My friend and I often speak of a sign we saw that read "You get the dog you deserve".  Both of us disagree with this saying.  There are a few reasons I disagree with this.  One is from an instructor standpoint.  It can make a student feel very negative.  But my main reason is that I don't know how I could ever deserve such a wonderful gift.  I did nothing special to deserve such an amazing relationship with the animals who have blessed my life.  Yes, some moments were very difficult.  It was hard to deal with a very reactive border collie when I had no clue what I was doing.  But that border collie never gave up.  He pushed forward and helped me do the same.  It was hard as a shy girl to take Harley to training classes.  But he pushed me to do so.  It has also been hard to accept some of my mistakes.  I didn't always listen to the dogs the way I should have.  But the same dogs who I didn't listen to, helped me learn from those mistakes.  

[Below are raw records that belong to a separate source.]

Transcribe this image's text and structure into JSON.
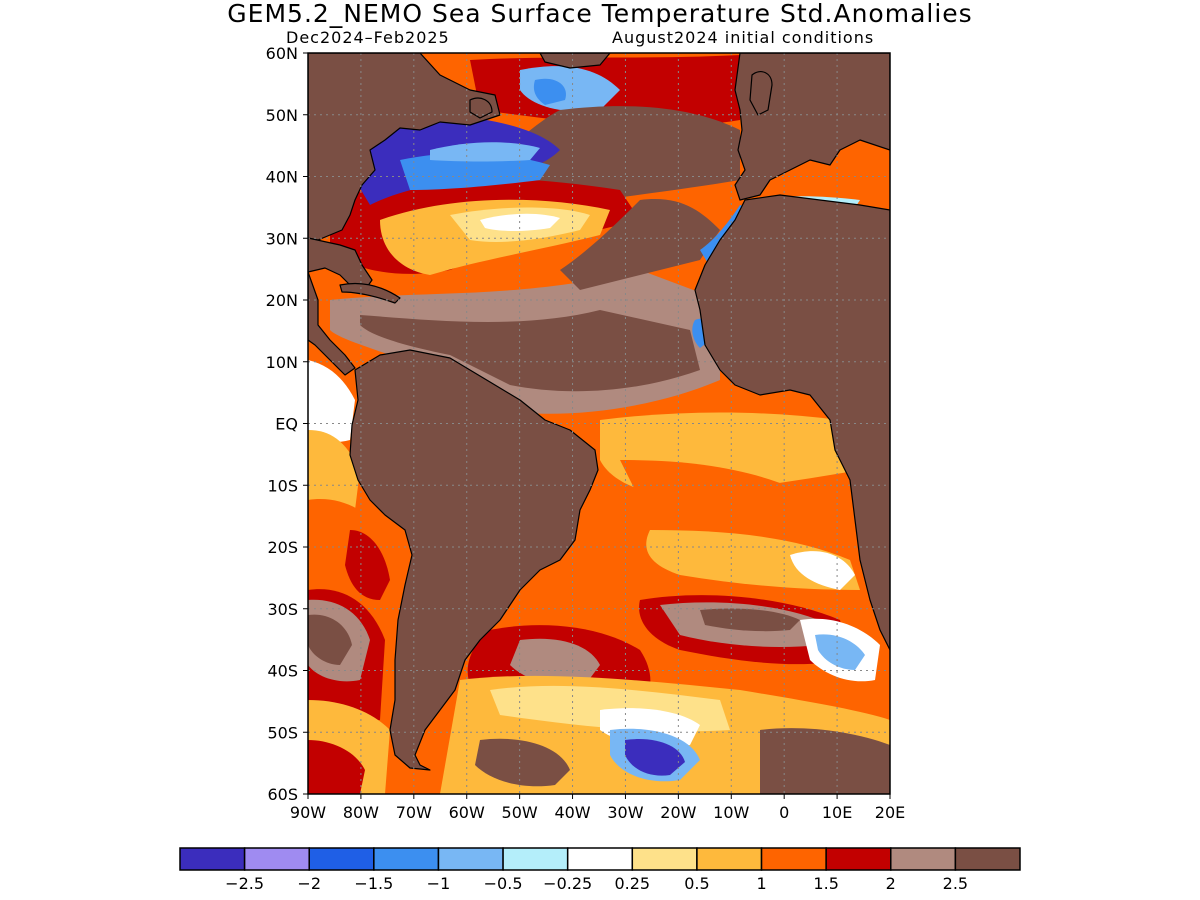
{
  "title": "GEM5.2_NEMO Sea Surface Temperature Std.Anomalies",
  "period": "Dec2024–Feb2025",
  "initial_conditions": "August2024 initial conditions",
  "latitudes": [
    "60N",
    "50N",
    "40N",
    "30N",
    "20N",
    "10N",
    "EQ",
    "10S",
    "20S",
    "30S",
    "40S",
    "50S",
    "60S"
  ],
  "longitudes": [
    "90W",
    "80W",
    "70W",
    "60W",
    "50W",
    "40W",
    "30W",
    "20W",
    "10W",
    "0",
    "10E",
    "20E"
  ],
  "colorbar": {
    "colors": [
      "#3b2dbd",
      "#9f8bf1",
      "#1f5fe6",
      "#3c8ff0",
      "#78b7f4",
      "#b4eefa",
      "#ffffff",
      "#fee18a",
      "#feb93c",
      "#fe6400",
      "#c20000",
      "#b08a7f",
      "#7a4f44"
    ],
    "labels": [
      "−2.5",
      "−2",
      "−1.5",
      "−1",
      "−0.5",
      "−0.25",
      "0.25",
      "0.5",
      "1",
      "1.5",
      "2",
      "2.5"
    ]
  },
  "colors": {
    "land": "#7a4f44",
    "ocean_base": "#fe6400"
  }
}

I don't feel like I've deserved any of the gifts that God has given me.  I wish I could go on TV as if I had won a Grammy and thank each and every one of the animals who I have been blessed with knowing.   But I certainly should credit God first for such wonderful relationships and teachings.  He has used animals as well as my beloved family to help me grow in a way that I could have never imagined.  Without Him, I wouldn't have had such a wonderful opportunity.